A l’en croire, le moment est venu de connaitre la vérité, de savoir ce qui s’est réellement passé, le 15 octobre 1987, d’apaiser les cœurs des familles des victimes et leur permettre de faire leur deuil. « Nous attendons tous la vérité. Cette vérité tant attendue ne sera pas parfaite, car le temps s’est écoulé. La vérité tant recherchée est également celle d’un dossier avec des accusés et des témoins qui ont raconté du n’importe-quoi croyant que le mensonge peut les aider à se disculper », a-t-il indiqué.

Il a cependant regretté l’absence de deux acteurs majeurs du dossier. Le premier, a-t-il cité, est Hyacinthe Kafando, considéré comme le cerveau du commando. Le deuxième est Blaise Compaoré qui, a-t-il soutenu, au soir de sa vie, aurait pu venir dire sa part de vérité, affronter les regards des familles des victimes et leur demander pardon. Au lieu de saisir cette opportunité, a-t-il fait savoir, il a préféré prendre la poudre d’escampette. Me N’Zepa est revenu sur les faits du 15 octobre en expliquant que ce jour-là, le Président du Faso (PF) a convoqué une réunion pour préparer une autre prévue à 20h au cours de laquelle d’importantes décisions devaient être prises.

Les participants à cette réunion étaient au nombre de sept. Arrivé pour la réunion, Laurent Ilboudo a accompagné Sankara dans la salle et celui-ci s’est installé. A peine qu’il a commencé la réunion en donnant la parole à Alouna Traoré que des tirs ont éclaté à l’extérieur.

Walilaye Ouédraogo, la première victime

Les éléments de ce commando, a-t-il laissé entendre, sont venus du domicile de Blaise Compaoré à bord de deux véhicules (une Peugeot 504 et une Galante rouge). La 504 appartenant à Blaise Compaoré était conduite par son chauffeur personnel, Amadou Pathé Maïga avec des éléments comme Azourma Ouédraogo dit Otis et Nabié N’Soni.

Yamba Elisée Ilboudo conduisait la Galante rouge avec à bord Hyacinthe Kafando à l’avant et derrière Idrissa Sawadogo, Wampasba Nacoulma et Nabonswendé Ouédraogo. Bossobé Traoré était déjà sur les lieux. Une fois au Conseil de l’Entente, le sergent Kafando est monté au pied-à-terre de Blaise Compaoré avant de redescendre et crier : « Montez !». Embarqués, les éléments du commando se sont dirigés vers la salle de réunion.

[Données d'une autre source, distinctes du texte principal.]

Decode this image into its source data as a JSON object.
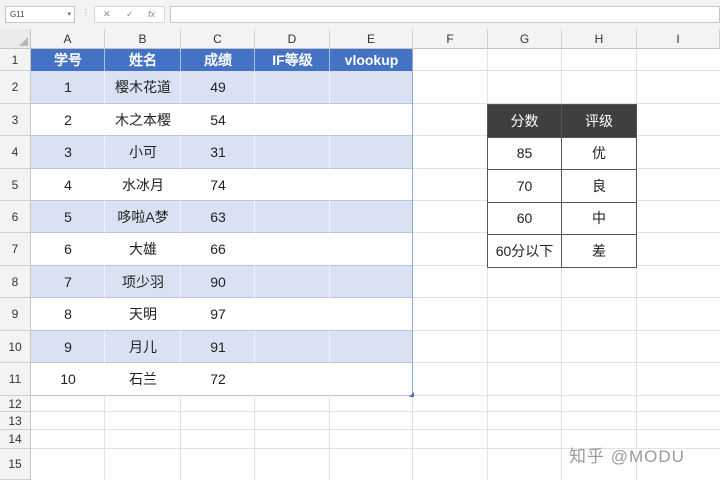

La 504 a contourné le bâtiment par le côté sud. Walilaye Ouédraogo est la première victime. Otis a tiré sur Der Somda, puis sur Abdoulaye Gouem qui tentait de s’enfuir. Hyacinthe Kafando, Nabié N’Soni et Amadou Pathé Maïga ont tiré sur le président Thomas Sankara qui est sorti aux cris des : « Sortez, sortez ». Celui-ci est tombé de son côté gauche.

L’opération terminée, a expliqué l’avocat, Maïga a repris son véhicule en allant chercher son patron. A l’entendre, au même moment où les tirs ont éclaté au Conseil, une équipe était déjà à l’Escadron de transport et d’intervention rapide (ETIR) et une autre à la Force d’intervention du ministère de l’Administration territoriale et de la Sécurité (FIMATS).

Une déclaration est lue quelques heures plus tard par le lieutenant Oumar Traoré et signée par Blaise Compaoré. Dans la nuit, le régisseur de la Maison d’arrêt et de correction de Ouagadougou (MACO), le sergent Karim Tapsoba, a fait enlever les corps et procédé à leur enterrement avec l’aide des détenus. Le forfait commis en tuant 13 personnes, il fallait s’expliquer et l’ambassadeur de France à Ouagadougou est contacté.

Celui-ci a rendu compte à Paris en disant que Sankara a été blessé dans l’explosion d’une grenade. Une rencontre est ensuite convoquée avec le corps diplomatique et ce fut le capitaine-médecin Arsène Bognessan Yé, alors directeur central des services de santé des armées, qui s’est prêté à l’exercice d’explication.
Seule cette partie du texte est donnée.